8 luglio 2010 - ore
10:52
Gli ipocriti e le
donne lapidate
Una
donna iraniana,
Sakineh Mohammadi Ashtiani, è stata
condannata alla pena di morte per lapidazione
dopo un’accusa di adulterio. Dove sono le nostre
imbelli, libertine e inutili femministe? La
donna ha già ricevuto 99 frustate perché
accusata di "rapporti extra coniugali". Le
condanne alla lapidazione sono state ampiamente
utilizzate dopo la rivoluzione islamica del 1979
in Iran. I due figli della donna ora lanciano un
appello: "Per favore aiutateci a porre
termine a questo incubo e a non farlo diventare
realtà. Spiegare i minuti e i secondi delle
nostre vite è molto difficile. Le parole perdono
il loro significato in questi momenti di agonia.
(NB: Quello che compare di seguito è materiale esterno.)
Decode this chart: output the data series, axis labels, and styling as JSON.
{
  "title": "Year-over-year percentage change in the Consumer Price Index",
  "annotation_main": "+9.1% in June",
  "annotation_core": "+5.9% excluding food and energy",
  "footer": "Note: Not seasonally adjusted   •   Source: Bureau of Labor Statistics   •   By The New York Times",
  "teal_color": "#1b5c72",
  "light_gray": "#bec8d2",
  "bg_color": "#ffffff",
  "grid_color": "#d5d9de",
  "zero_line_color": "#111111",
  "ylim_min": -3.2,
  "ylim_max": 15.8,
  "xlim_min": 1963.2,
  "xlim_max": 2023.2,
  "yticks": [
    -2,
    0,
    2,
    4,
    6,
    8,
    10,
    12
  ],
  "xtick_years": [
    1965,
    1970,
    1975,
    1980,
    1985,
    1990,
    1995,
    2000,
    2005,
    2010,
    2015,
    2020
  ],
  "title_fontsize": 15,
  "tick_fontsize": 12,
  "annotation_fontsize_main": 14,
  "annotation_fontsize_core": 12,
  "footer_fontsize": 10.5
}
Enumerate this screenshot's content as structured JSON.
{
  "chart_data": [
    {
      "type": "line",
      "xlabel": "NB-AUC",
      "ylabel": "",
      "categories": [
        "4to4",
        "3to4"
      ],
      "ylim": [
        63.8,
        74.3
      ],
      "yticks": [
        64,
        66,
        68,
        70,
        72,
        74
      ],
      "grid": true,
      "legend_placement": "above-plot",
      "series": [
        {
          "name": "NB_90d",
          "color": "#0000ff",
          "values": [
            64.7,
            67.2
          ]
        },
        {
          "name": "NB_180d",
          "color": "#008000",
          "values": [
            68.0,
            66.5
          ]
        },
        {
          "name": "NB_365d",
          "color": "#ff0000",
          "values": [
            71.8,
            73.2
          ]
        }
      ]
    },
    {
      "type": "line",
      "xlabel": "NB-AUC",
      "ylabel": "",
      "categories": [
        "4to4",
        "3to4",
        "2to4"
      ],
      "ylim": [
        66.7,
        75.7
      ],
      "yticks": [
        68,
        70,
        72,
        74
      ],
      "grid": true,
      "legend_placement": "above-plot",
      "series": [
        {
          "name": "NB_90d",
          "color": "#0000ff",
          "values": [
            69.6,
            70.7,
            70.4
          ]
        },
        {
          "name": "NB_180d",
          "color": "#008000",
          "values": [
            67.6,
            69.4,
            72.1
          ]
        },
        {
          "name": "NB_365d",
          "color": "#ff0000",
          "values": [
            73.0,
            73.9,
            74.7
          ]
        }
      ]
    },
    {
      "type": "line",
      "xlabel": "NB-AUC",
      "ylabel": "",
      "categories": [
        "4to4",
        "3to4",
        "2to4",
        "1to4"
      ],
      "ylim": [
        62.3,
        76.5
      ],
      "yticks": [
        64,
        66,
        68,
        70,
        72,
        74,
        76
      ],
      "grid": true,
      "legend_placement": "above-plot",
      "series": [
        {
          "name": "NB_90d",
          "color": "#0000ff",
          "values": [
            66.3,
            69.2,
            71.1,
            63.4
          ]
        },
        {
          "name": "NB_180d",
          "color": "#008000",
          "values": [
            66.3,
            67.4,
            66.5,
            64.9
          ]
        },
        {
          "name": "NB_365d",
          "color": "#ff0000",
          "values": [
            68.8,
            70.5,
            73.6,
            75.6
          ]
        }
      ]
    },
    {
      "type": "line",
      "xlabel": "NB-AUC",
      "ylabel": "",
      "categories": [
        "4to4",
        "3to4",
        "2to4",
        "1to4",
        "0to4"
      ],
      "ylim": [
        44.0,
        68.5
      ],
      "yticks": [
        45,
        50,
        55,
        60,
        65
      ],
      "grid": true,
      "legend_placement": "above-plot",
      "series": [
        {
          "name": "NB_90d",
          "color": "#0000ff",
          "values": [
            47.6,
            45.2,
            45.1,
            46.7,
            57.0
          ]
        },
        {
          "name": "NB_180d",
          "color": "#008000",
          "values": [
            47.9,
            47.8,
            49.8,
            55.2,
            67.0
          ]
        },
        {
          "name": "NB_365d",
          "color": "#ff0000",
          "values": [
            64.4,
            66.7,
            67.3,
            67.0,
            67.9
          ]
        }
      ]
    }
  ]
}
Aiutateci a salvare nostra madre". La
stessa cosa accade a Gaza, che è una specie di
provincia dell'Iran. Da quando ha preso il
potere, Hamas ha instaurato nella vita pubblica
della striscia di Gaza duri provvedimenti
religiosi in linea con la legge islamica. Il
massimo giudice di Gaza ha ordinato agli
avvocati donna di indossare il velo islamico.
Squadre di “poliziotti della virtù” pattugliano
le spiagge di Gaza per garantire che donne e
uomini siano appropriatamente coperti, ammonendo
e persino arrestando le donne che osano bagnarsi
non coperte. Un crescente numero di scuole
pubbliche impone alle allieve velo e mantello
come uniforme, rispedendo a casa le ragazze che
osano presentarsi in jeans. Dai concerti
musicali ai negozi di parrucchiere, Hamas fa
calare il buio su Gaza. Nel marzo 2010, Hamas ha
vietato agli uomini di lavorare negli negozi di
parrucchiere e negli istituti di bellezza per
donne, che sono stati anche bersaglio di
esplosioni e altri attentati sin da quando Hamas
ha assunto il controllo. Hamas vieta a uomini e
donne di ballare pubblicamente insieme, e si sa
di militanti di Hamas armati di kalashnikov che
hanno fatto irruzione in luoghi di ballo,
facendoli chiudere. Vedremo le immagini della
povera donna iraniana condotta alla morte, il
lancio delle pietre sulla sua testa che reclina,
la follia negli occhi degli uomini che la
uccidono. I nostri giornalisti in sciopero per
la "libertà di stampa" in Italia dedicheranno
qualche breve minuto a disagio alla cosa,
scuotendo gravemente la testa. E poi torneranno
nei loro caffè a Campo dei Fiori. A parlare male
di Israele che affama quelli di Gaza e a
elogiare
Meg Ryan e Dustin Hoffman che hanno appena
boicottato il festival del cinema israeliano.
Questi tristi ipocriti senza morale.